The company’s beleaguered Northern Access expansion project also got a “boost,” Tanski said, when the Federal Energy Regulatory Commission found in August that New York waived its authority to issue a water quality certification for the pipeline by failing to act within the one-year timeframe required under the U.S. Clean Water Act. While the project still faces an uphill battle, the order cleared a path toward construction, which has been on hold since last year when New York regulators denied the certificate.

While “we’re still a couple of years, and likely a few legal challenges away, from constructing this project, it’s a giant step in the right direction,” Tanski said of FERC’s decision. The project was originally scheduled to enter service in 2016, but regulatory delays pushed it back indefinitely. Tanski said the company now sees a 2022 in-service date for Northern Access.

Seneca also secured more than 300 MMcf/d on Transcontinental Gas Pipe Line Co.’s Leidy South expansion, another Appalachian takeaway project to move more gas to the East Coast. That’s expected to be online by the end of 2021.

Seneca President John McGinnis said the company now has 11 Utica wells producing in its Western Development Area in Northwest Pennsylvania. The company transitioned to a full Utica program there last year. Plans call for 11 more wells to come online during the first half of FY2019.

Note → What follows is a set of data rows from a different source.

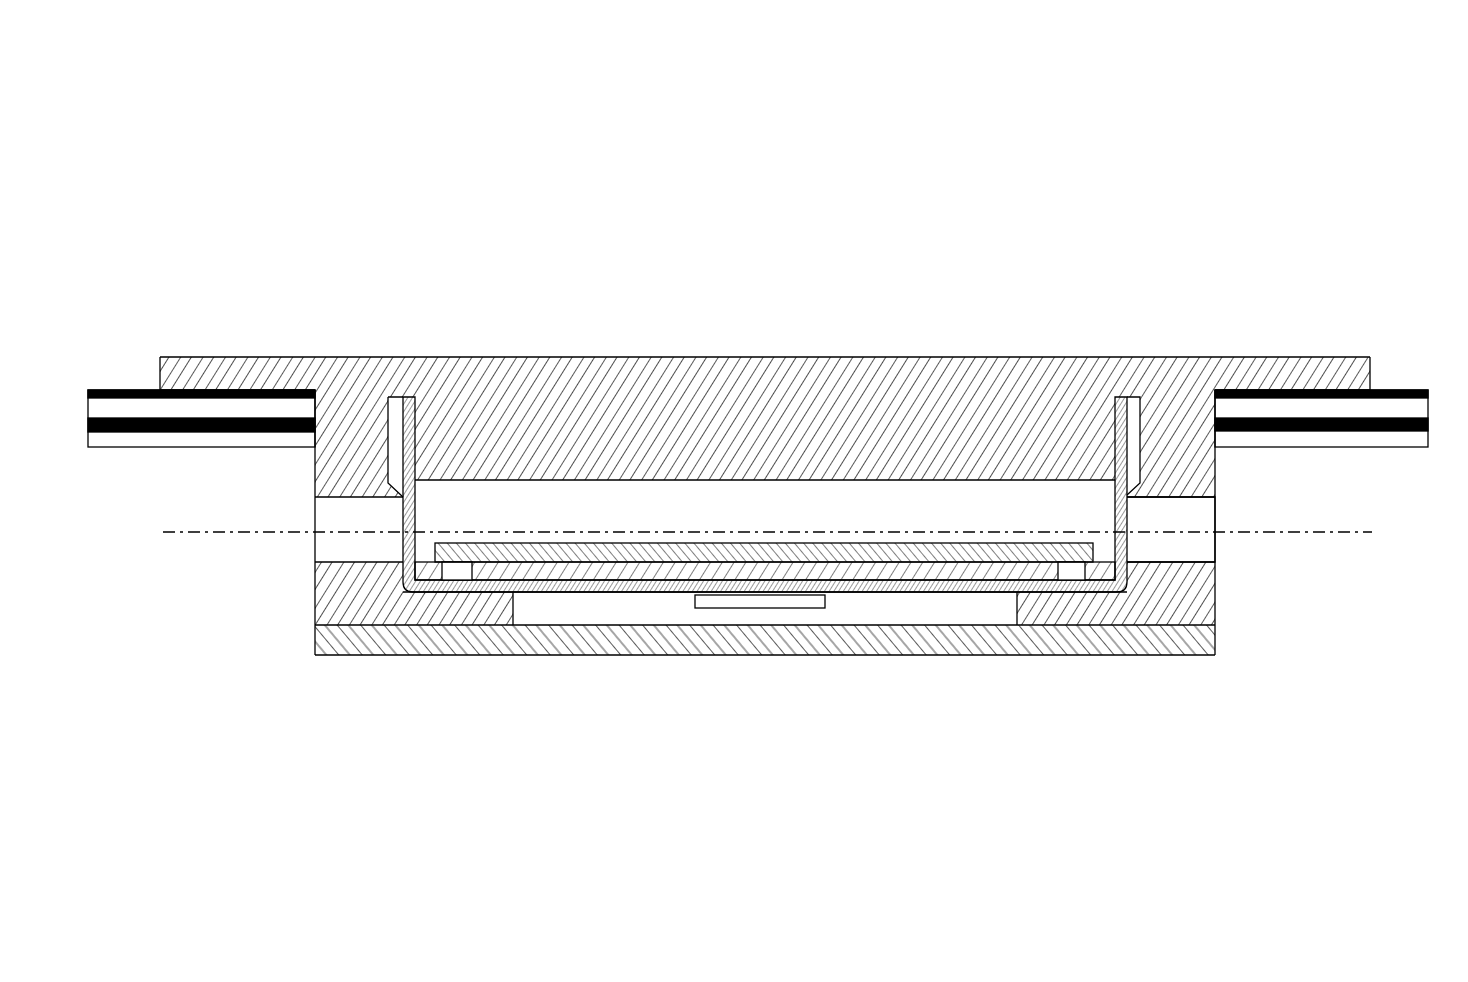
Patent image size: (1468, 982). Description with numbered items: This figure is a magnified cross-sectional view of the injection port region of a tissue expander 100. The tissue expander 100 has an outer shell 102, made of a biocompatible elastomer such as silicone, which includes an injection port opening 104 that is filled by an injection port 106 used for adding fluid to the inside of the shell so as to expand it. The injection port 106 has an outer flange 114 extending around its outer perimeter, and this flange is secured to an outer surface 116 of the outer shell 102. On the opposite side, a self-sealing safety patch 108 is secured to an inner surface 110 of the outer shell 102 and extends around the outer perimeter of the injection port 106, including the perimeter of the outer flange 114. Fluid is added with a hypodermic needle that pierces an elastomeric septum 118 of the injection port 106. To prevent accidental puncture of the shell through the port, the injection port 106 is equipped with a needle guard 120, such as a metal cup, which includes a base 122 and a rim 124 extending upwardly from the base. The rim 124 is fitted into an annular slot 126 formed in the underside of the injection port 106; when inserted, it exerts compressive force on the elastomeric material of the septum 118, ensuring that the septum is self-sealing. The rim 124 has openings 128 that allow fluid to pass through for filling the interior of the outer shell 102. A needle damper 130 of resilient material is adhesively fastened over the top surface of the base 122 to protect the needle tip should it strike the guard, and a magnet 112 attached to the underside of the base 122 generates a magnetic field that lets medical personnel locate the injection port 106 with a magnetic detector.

The tissue expander 100 is at (349, 171).
The outer shell 102 is at (1393, 410).
The injection port opening 104 is at (1210, 305).
The injection port 106 is at (556, 231).
The self-sealing safety patch 108 is at (153, 447).
The inner surface 110 is at (1318, 430).
The magnet 112 is at (773, 602).
The outer flange 114 is at (1305, 372).
The outer surface 116 is at (127, 388).
The septum 118 is at (728, 316).
The needle guard 120 is at (571, 612).
The base 122 is at (632, 585).
The rim 124 is at (408, 540).
The annular slot 126 is at (396, 430).
The openings 128 is at (1172, 541).
The needle damper 130 is at (893, 550).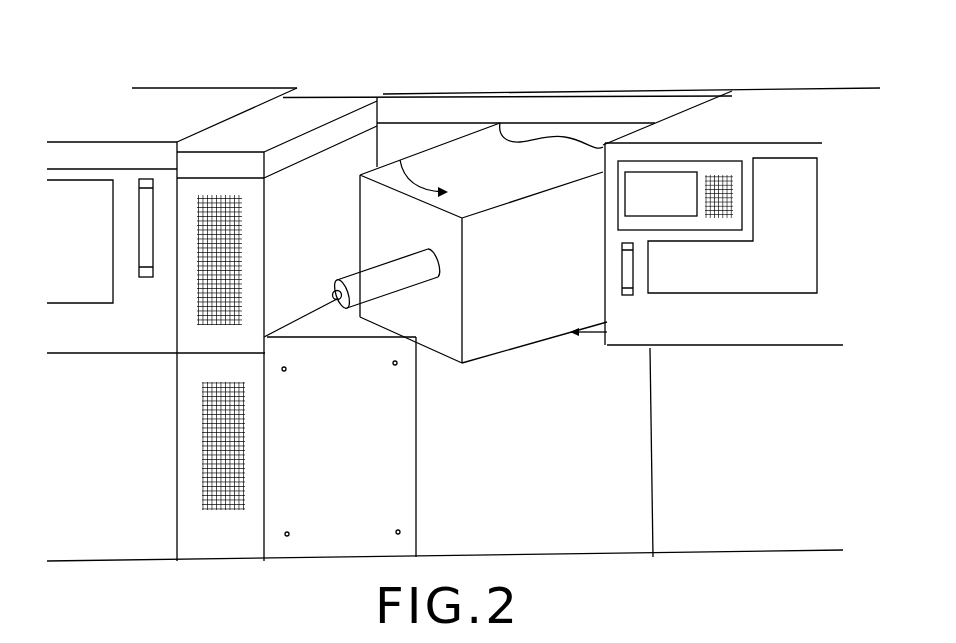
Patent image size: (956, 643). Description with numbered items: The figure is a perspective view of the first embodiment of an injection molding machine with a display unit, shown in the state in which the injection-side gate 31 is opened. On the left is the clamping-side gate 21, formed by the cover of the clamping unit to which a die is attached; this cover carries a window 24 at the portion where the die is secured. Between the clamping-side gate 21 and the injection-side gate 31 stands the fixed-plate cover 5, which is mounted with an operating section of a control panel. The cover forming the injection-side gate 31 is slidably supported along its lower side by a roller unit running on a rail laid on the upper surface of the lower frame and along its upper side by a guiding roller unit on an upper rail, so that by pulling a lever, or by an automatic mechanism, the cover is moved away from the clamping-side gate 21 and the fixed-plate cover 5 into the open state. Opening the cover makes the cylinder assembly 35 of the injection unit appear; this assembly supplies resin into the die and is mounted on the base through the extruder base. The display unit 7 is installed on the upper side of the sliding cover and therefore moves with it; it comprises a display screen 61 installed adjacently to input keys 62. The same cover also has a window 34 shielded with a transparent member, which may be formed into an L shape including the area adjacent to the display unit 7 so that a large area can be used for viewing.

The clamping-side gate 21 is at (128, 113).
The window 24 is at (67, 283).
The fixed-plate cover 5 is at (243, 152).
The cylinder assembly 35 is at (377, 300).
The injection-side gate 31 is at (740, 313).
The display unit 7 is at (663, 156).
The display screen 61 is at (680, 183).
The input keys 62 is at (722, 175).
The window 34 is at (787, 263).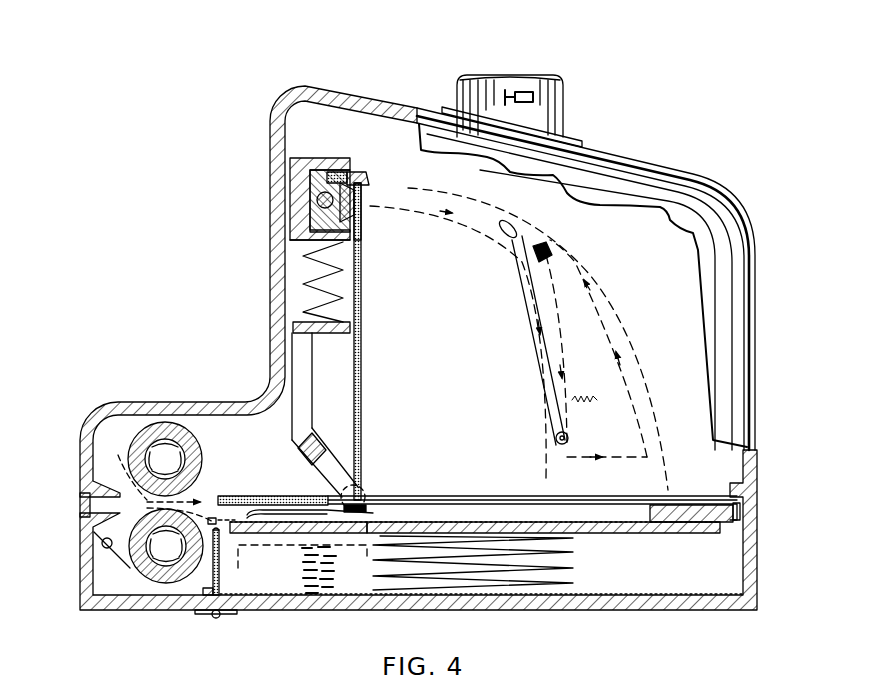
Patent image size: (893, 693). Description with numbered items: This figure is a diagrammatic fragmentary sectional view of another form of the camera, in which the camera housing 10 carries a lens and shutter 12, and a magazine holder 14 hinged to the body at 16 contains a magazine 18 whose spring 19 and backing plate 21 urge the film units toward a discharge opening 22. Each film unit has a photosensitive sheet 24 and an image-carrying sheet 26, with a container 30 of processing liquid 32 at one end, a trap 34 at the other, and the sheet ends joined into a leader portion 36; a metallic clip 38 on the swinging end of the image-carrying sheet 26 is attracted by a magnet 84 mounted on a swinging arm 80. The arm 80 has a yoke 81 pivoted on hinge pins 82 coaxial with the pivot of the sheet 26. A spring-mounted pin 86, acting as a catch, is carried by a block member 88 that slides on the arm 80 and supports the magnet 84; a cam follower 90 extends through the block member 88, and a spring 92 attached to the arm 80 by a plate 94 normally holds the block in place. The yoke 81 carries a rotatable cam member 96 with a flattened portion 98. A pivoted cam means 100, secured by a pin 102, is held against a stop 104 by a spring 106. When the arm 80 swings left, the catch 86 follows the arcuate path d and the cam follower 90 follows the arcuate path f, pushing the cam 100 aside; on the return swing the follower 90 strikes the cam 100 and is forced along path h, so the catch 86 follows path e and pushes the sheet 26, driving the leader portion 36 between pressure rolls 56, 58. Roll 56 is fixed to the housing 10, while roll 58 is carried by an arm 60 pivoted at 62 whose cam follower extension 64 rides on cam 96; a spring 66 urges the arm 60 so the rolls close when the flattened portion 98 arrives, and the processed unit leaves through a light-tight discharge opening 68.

The camera housing 10 is at (662, 170).
The lens and shutter 12 is at (565, 106).
The magazine holder 14 is at (752, 562).
The hinge 16 is at (218, 619).
The magazine 18 is at (665, 594).
The spring 19 is at (568, 585).
The backing plate 21 is at (618, 530).
The discharge opening 22 is at (208, 512).
The photosensitive sheet 24 is at (490, 521).
The image-carrying sheet 26 is at (364, 350).
The container 30 is at (344, 524).
The processing liquid 32 is at (312, 510).
The trap 34 is at (707, 522).
The leader portion 36 is at (130, 470).
The metallic clip 38 is at (525, 334).
The pressure roll 56 is at (170, 432).
The pressure roll 58 is at (168, 583).
The arm 60 is at (118, 558).
The pivot 62 is at (101, 543).
The cam follower extension 64 is at (281, 538).
The spring 66 is at (347, 580).
The light-tight discharge opening 68 is at (82, 500).
The swinging arm 80 is at (293, 424).
The yoke 81 is at (315, 465).
The hinge pin 82 is at (366, 503).
The magnet 84 is at (360, 222).
The spring-mounted pin 86 is at (361, 172).
The block member 88 is at (322, 207).
The cam follower 90 is at (362, 218).
The spring 92 is at (344, 288).
The plate 94 is at (325, 333).
The cam member 96 is at (357, 450).
The flattened portion 98 is at (360, 495).
The cam means 100 is at (550, 315).
The pin 102 is at (556, 438).
The stop 104 is at (550, 250).
The spring 106 is at (583, 403).
The arcuate path d is at (651, 335).
The path e is at (562, 353).
The arcuate path f is at (647, 427).
The path h is at (545, 373).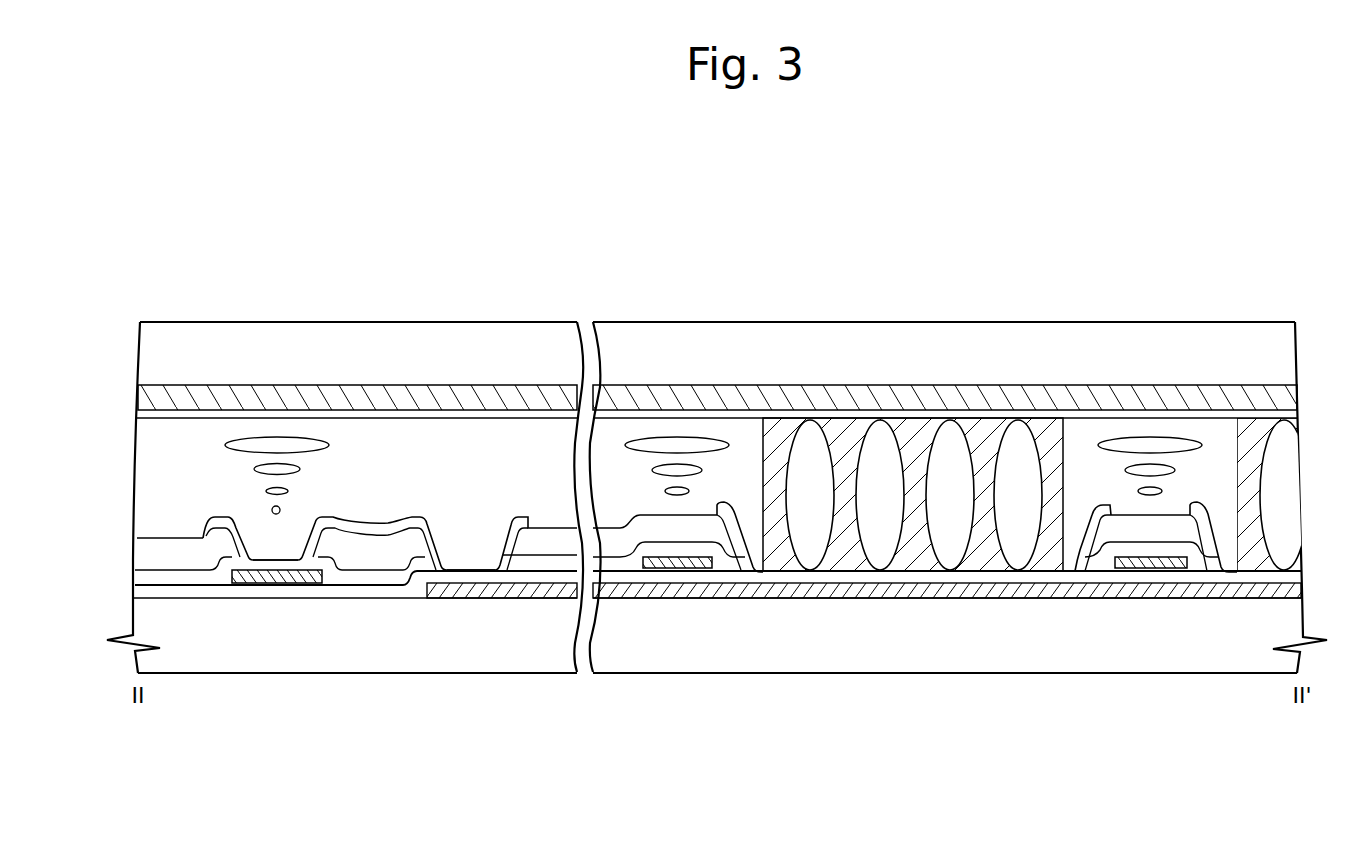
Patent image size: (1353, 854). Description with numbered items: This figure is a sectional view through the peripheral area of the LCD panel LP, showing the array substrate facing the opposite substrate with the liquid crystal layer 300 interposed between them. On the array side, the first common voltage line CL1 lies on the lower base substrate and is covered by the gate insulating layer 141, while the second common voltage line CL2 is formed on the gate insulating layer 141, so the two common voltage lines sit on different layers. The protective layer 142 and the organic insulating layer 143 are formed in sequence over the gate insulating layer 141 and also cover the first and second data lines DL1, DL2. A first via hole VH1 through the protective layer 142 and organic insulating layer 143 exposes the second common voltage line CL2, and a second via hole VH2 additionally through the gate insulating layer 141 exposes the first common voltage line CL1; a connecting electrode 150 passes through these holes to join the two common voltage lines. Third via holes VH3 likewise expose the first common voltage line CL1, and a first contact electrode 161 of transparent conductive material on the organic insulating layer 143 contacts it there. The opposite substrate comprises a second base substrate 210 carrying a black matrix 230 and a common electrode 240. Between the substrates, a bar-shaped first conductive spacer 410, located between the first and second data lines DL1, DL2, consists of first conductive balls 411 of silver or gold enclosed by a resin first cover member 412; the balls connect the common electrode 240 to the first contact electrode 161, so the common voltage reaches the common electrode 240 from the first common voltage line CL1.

The second base substrate 210 is at (1202, 338).
The black matrix 230 is at (830, 397).
The common electrode 240 is at (716, 416).
The liquid crystal layer 300 is at (158, 470).
The first conductive spacer 410 is at (1035, 394).
The first conductive ball 411 is at (1017, 444).
The first cover member 412 is at (982, 437).
The organic insulating layer 143 is at (615, 542).
The connecting electrode 150 is at (383, 532).
The protective layer 142 is at (1198, 565).
The gate insulating layer 141 is at (334, 590).
The first contact electrode 161 is at (988, 578).
The first common voltage line CL1 is at (461, 590).
The second common voltage line CL2 is at (268, 578).
The first data line DL1 is at (673, 563).
The second data line DL2 is at (1135, 563).
The first via hole VH1 is at (293, 540).
The second via hole VH2 is at (490, 541).
The third via hole VH3 is at (1076, 538).
The LCD panel LP is at (1327, 200).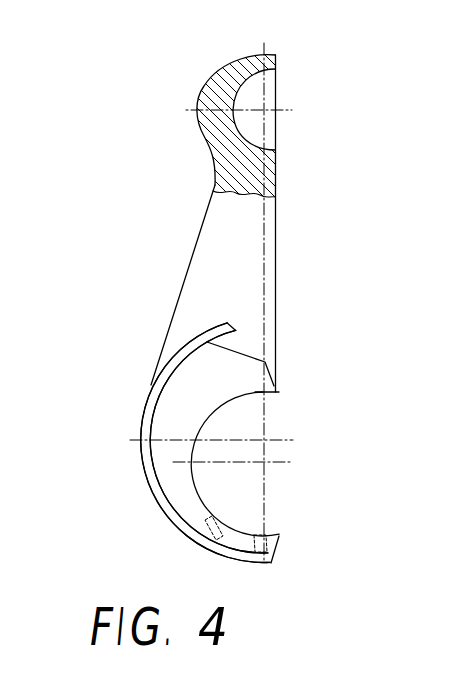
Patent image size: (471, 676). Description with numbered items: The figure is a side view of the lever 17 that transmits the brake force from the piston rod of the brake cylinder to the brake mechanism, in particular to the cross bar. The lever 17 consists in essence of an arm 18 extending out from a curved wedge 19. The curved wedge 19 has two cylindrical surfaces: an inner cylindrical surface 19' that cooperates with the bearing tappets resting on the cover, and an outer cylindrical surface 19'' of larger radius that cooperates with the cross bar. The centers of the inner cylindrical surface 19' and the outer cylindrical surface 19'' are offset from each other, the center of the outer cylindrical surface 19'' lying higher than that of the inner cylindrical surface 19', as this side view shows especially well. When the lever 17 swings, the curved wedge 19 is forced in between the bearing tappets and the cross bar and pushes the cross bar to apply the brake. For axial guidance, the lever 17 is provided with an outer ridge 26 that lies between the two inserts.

The lever 17 is at (186, 248).
The arm 18 is at (277, 233).
The curved wedge 19 is at (181, 443).
The inner cylindrical surface 19' is at (257, 464).
The outer cylindrical surface 19'' is at (170, 441).
The outer ridge 26 is at (143, 426).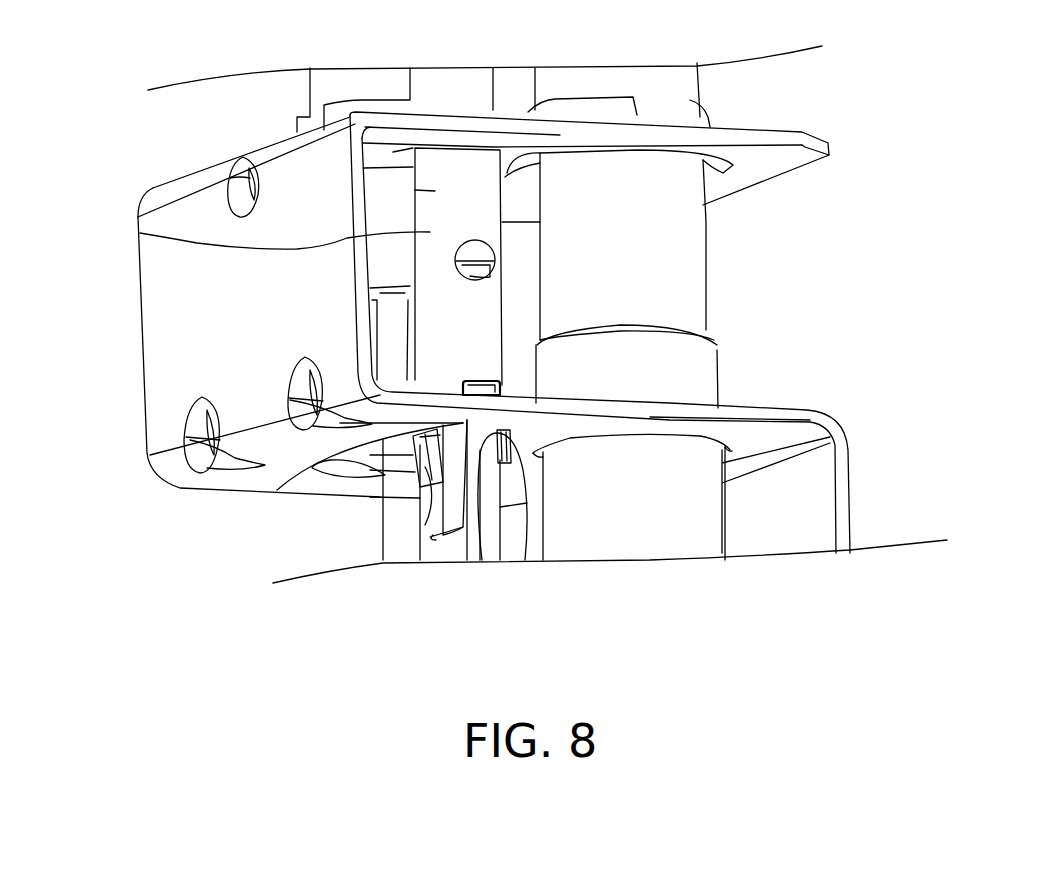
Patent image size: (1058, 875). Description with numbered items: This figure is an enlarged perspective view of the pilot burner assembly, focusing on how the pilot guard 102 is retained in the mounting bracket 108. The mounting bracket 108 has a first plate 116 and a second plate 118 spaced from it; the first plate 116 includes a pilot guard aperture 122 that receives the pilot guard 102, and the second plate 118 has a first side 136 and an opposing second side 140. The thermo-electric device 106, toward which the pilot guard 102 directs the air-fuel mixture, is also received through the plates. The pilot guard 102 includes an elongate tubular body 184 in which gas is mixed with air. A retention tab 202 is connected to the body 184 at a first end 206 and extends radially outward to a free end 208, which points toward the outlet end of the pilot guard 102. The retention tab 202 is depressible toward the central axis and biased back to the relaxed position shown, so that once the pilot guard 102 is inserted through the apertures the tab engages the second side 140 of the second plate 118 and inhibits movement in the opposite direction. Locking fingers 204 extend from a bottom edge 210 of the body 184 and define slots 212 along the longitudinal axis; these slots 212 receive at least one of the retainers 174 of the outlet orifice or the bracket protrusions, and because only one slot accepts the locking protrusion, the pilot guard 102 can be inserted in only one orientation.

The pilot guard 102 is at (447, 192).
The thermo-electric device 106 is at (707, 247).
The mounting bracket 108 is at (142, 313).
The first plate 116 is at (790, 130).
The second plate 118 is at (813, 410).
The pilot guard aperture 122 is at (433, 143).
The first side 136 is at (777, 405).
The second side 140 is at (760, 440).
The retainers 174 is at (473, 380).
The elongate tubular body 184 is at (140, 235).
The retention tab 202 is at (425, 460).
The locking fingers 204 is at (453, 555).
The first end 206 is at (423, 520).
The free end 208 is at (287, 480).
The bottom edge 210 is at (494, 380).
The slots 212 is at (477, 557).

“So, as we enter our third quarter, we should have sufficient producing inventory to further optimize drill target and completion design,” McGinnis said.

NFG reported consolidated net income, which includes its upstream, midstream and downstream business segments, for the fiscal fourth quarter of $38 million (44 cents/share), compared with $45.6 million (53 cents) in the year-ago period. FY2018 net income increased to $391.5 million ($4.53/share), compared with net income of $283.5 million ($3.30) in FY 2017.

Seneca’s fiscal fourth quarter profits declined to $19.6 million from $30.4 million in the year-ago period. The upstream segment’s earnings were impacted by a decline in average realized prices that stemmed from the expiration of physical firm sales and financial hedge contracts over the last year that had favorable pricing.

Seneca’s FY2018 net income increased, however, to $180.6 million from a profit of $129.3 million in FY2017.